Artisans tuiliers de père en fils depuis 6 générations. Terre d'Ici, Terre d'Avenir

Historique

LE TUILIER, UN ARTISAN PRES DE SA TERRE

Dans leur majorité, les tuileries appartenaient à de petits paysans. Le fait qu’ils exploitent aussi la terre pour sa richesse argileuse leur donnait un complément de ressources et les faisait accéder à un statut social d’artisan, jugé plutôt valorisant. Toutefois, ils conservaient une économie domestique comparable à celle de leurs voisins, ruraux défavorisés ou paysans, et continuaient le plus souvent à entretenir une petite ferme par nécessité d’autosuffisance alimentaire.

Le travail, saisonnier (de Pâques à la Toussaint) nécessitait de trois à six ouvriers, qui, le reste du temps, travaillaient comme feuillardiers dans les monts aux alentours où le châtaignier est abondant.

La technique de fabrication de la tuile a peu varié jusqu’après la dernière guerre ou apparut la mécanisation et la cuisson se faisait au bois jusqu’à l’apparition très récente de fours à gaz.

Le four était construit sur un filon d’argile et démonté à chaque fois. Au début du siècle, il y en avait autant d’apparents que d’enfouis dont les vestiges ne sont pas tous connus aujourd’hui.

L’argile était extraite du sol, à la pioche, avant d’être jetée dans une fosse : « la marche ». Ainsi accumulée, elle était arrosée largement puis pétrie par des bœufs ou des chevaux pendant quatre ou cinq heures. La pâte obtenue était disposée à la main dans des moules saupoudrés de sable. Une fois séchées (de quelques jours à plusieurs semaines selon la saison) les tuiles étaient portées jusqu’au four de cuisson. La cuisson durait de deux à quatre jours en continu, le refroidissement environ trois jours. Les tuiles étaient ensuite vendues sur les marchés et dans les foires locales.

MECANISATION ET RECHERCES SCIENTIFIQUES ACCOMPAGNENT LE DEVENIR DU METIER DE TUILIER

La conservation du patrimoine hérité du passé fait naître l’ardente obligation de mettre à disposition des restaurateurs des matériaux en tous points identiques à ceux qui étaient employés à l’origine.
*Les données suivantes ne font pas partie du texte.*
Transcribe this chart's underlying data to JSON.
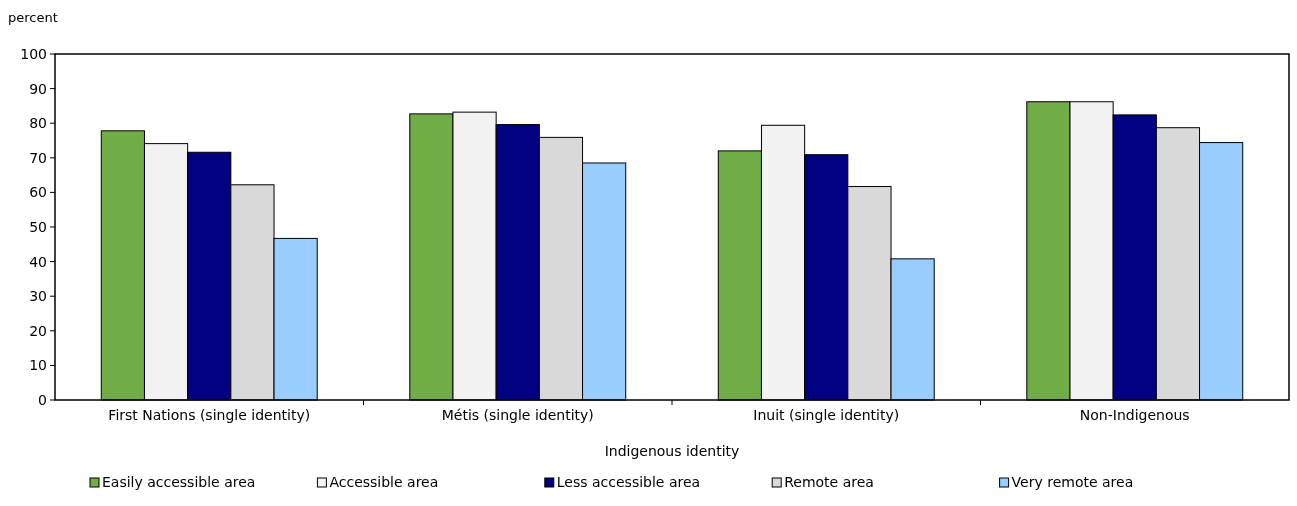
{
  "chart_data": {
    "type": "bar",
    "ylabel": "percent",
    "xlabel": "Indigenous identity",
    "categories": [
      "First Nations (single identity)",
      "Métis (single identity)",
      "Inuit (single identity)",
      "Non-Indigenous"
    ],
    "series": [
      {
        "name": "Easily accessible area",
        "color": "#70ad47",
        "values": [
          77.8,
          82.7,
          72.0,
          86.2
        ]
      },
      {
        "name": "Accessible area",
        "color": "#f2f2f2",
        "values": [
          74.1,
          83.2,
          79.4,
          86.2
        ]
      },
      {
        "name": "Less accessible area",
        "color": "#000080",
        "values": [
          71.6,
          79.6,
          70.9,
          82.4
        ]
      },
      {
        "name": "Remote area",
        "color": "#d9d9d9",
        "values": [
          62.2,
          75.9,
          61.7,
          78.7
        ]
      },
      {
        "name": "Very remote area",
        "color": "#99ccff",
        "values": [
          46.7,
          68.5,
          40.8,
          74.4
        ]
      }
    ],
    "ylim": [
      0,
      100
    ],
    "yticks": [
      0,
      10,
      20,
      30,
      40,
      50,
      60,
      70,
      80,
      90,
      100
    ],
    "grid": false,
    "legend": "bottom"
  }
}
Cela est particulièrement vrai pour la tuile qui, pour extérioriser tout le charme retrouvé des toitures d’antan, ne peut se satisfaire d’un matériau industrialisé.

La réponse à ce besoin et le regain d’intérêt exprimé par des clients privés sont autant d’éléments qui permettent le maintien de l’activité.

La mécanisationLa fabrication des tuiles est une activité principale, étalée sur toute l’année. L’extraction de l’argile se fait mécaniquement (pelleteuse). On peut se procurer des argiles provenant d’autres régions (comme la Dordogne) afin de réaliser des mélanges de couleurs et de qualités différentes. Toute la préparation de la fabrication est mécanisée. Seuls la patine et le transport entre le lieu de séchage et le four se font manuellement. La cuisson se fait dans des fours à cellules, fonctionnant au gaz. Plus courte qu’autrefois, elle ne dure que quarante huit heures. Une commande peut désormais être satisfaite en quelques jours. Nous produisons actuellement 12000 tuiles par semaine.

Séchage-accessoires
Phase de cuisson des tuiles Séchage des accessoires

Dans un marché d’ensemble où les produits industrialisés bénéficient d’un accompagnement de recherches en productivité, nous avons souhaité atteindre de nouveaux degrés de perfection basés sur des analyses et constats scientifiques susceptibles d’accroître la fiabilité de notre travail.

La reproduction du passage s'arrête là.